Credit card fraud shuts down bail option in Champaign County

Credit card fraud shuts down bail option in Champaign County

URBANA — About 10 people have been released from the Champaign County Jail since the first of the year after having posted bail using stolen credit card information.

The discovery of the fraud prompted Sheriff Dustin Heuerman on Wednesday to suspend indefinitely the online payment method GovPay.com, which was intended to increase convenience for someone posting bail for an arrestee.

"It's been an option for several years and we had a couple of instances (of fraud) here and there but this is really starting to get out of control," Heuerman said.

"Since the beginning of 2019, there has been more than $25,000 in bail paid with the remote option from suspected stolen credit card information. We have seen an increase in fraudulent activity as of late and fear that as word of this spreads, more fraud will take place. There are a variety of inmates who have been released as a result of this fraudulent activity and bail amounts have also varied," the sheriff said.

Amounts posted have ranged from $184 to just over $5,000, he said.

At a pretrial hearing Tuesday in Judge Roger Webber's courtroom, a Champaign man charged in a drugs and gun case failed to appear. Lawyers told the judge that he was released after bail had been posted by use of stolen credit card information.

Court records show that man had been free three weeks before the GovPay folks alerted Champaign County authorities to the fraud. The $5,000 in bond money was refunded to the rightful owner of the credit card number the next day, court records show, and a judge issued a warrant for the man’s arrest after that.

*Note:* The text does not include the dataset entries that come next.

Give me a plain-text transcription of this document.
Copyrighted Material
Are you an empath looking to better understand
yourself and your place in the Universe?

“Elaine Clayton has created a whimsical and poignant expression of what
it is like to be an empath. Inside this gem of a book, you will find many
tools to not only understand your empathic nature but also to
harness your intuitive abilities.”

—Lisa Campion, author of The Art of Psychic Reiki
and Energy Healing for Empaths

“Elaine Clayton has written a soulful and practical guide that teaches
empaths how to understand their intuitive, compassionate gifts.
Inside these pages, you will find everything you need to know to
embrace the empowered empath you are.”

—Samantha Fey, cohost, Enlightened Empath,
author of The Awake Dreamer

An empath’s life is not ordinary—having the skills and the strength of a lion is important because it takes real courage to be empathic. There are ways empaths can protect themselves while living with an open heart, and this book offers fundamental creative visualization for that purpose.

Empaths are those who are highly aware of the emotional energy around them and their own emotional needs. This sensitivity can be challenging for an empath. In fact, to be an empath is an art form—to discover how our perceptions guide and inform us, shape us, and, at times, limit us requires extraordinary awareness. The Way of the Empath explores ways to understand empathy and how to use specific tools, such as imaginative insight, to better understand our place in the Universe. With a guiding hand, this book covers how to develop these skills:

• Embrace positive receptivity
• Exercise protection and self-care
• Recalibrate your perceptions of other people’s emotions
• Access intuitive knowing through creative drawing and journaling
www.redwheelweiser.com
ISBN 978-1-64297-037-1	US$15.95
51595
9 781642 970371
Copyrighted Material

"I was just stunned," said Presiding Judge Tom Difanis of the latest twist on larceny. "The person in jail didn't use the credit card. Obviously, the underground knows about it."

Heuerman said his investigators are looking into the fraud.

Meanwhile, those wanting to post bond for an inmate can still do so by appearing at the jail with cash or an actual credit card, as opposed to just a credit card number. The bond poster must present valid identification and if paying in cash, have the exact amount.

When bail is posted in person, the name and address of the person posting are usually included in the defendant's court file.

"Bail is made to entice people to come back (for future court hearings). We are working with the state's attorney and the circuit clerk to figure out what our options are as far as what to do about these people who are out on bond that has been fraudulently posted," Heuerman said.